Le chevalier ne réprima pas son rire. Par bien des aspects, elle lui rappelait Espérance. Il ne savait pas très bien si cela lui réchauffait le cœur ou l’inondait de peine, mais au moins il se sentait vivant.

— Toi, c’est Owen, c’est ça ?

— Exact. Je suis une Hyène, avoua-t-il, gêné car cette caste n’avait pas la meilleure réputation qui soit.

— Une Hyène, waouh ! Comme le célèbre maitre-assassin Brume.

L’histoire racontait que ce chevalier errant avait, à lui seul, permis de remporter la guerre contre un ennemi de toujours : le royaume d’Issilare. Une seule lame placée sous la bonne gorge et Issilare s’était agenouillé devant Koordie. Owen s’étonna qu’une apprentie magicienne ait entendu parler de cet homme et lui en fit la réflexion.

— Mon papa me raconte souvent cette histoire. Selon lui, c’est la preuve parfaite pour démontrer que la magie ne peut tout résoudre, et que Koordie ne devrait pas se reposer uniquement sur ses acquis magiques. Il me dit que quand je serai magicienne, je devrai garder cette leçon en tête, et ne pas dénigrer les chevaliers.
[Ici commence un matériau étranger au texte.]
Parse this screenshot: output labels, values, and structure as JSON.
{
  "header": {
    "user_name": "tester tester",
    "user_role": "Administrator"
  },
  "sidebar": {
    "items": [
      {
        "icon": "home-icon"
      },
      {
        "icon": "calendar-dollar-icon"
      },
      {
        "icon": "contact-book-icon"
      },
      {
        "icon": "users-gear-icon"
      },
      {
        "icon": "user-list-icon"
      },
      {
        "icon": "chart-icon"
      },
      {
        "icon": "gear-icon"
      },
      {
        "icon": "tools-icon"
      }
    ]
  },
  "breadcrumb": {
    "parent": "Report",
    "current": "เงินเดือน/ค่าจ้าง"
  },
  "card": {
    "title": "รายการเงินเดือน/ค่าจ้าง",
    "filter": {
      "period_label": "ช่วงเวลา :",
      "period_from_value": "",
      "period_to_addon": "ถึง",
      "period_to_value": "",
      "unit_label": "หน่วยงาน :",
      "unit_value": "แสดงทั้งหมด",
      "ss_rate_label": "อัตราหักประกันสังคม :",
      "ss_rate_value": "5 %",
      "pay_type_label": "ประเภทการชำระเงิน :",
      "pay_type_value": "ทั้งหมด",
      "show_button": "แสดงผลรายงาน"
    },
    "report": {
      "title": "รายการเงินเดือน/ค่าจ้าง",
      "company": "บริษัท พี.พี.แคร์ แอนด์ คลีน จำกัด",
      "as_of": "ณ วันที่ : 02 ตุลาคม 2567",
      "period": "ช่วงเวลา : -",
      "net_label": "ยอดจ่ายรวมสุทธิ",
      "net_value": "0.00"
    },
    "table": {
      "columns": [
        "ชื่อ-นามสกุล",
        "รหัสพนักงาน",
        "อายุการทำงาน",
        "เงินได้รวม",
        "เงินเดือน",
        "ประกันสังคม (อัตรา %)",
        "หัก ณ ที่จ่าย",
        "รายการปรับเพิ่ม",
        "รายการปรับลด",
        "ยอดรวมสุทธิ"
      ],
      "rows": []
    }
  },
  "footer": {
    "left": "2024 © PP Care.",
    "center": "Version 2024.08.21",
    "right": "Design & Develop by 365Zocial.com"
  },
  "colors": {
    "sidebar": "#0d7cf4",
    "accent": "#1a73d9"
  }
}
— Ton père, un champion de la foi, respecte le travail d’une Hyène ? Plutôt insolite.

— Pourquoi ?

Owen ne put s’empêcher de sourire devant la candeur de la jeune Oaïna. Contre toute attente, le chevalier et la jeune fille continuèrent de discuter durant toute la traversée des steppes. Bientôt, s’ouvrirent devant eux les Sept Criques. Midi sonnait et les enfants réclamaient leur déjeuner. Ce serait le dernier repas qu’ils prendraient sur l’île de Koordie ; le pessimisme d’Owen était formel là-dessus. Son cœur espérait pourtant l’inverse.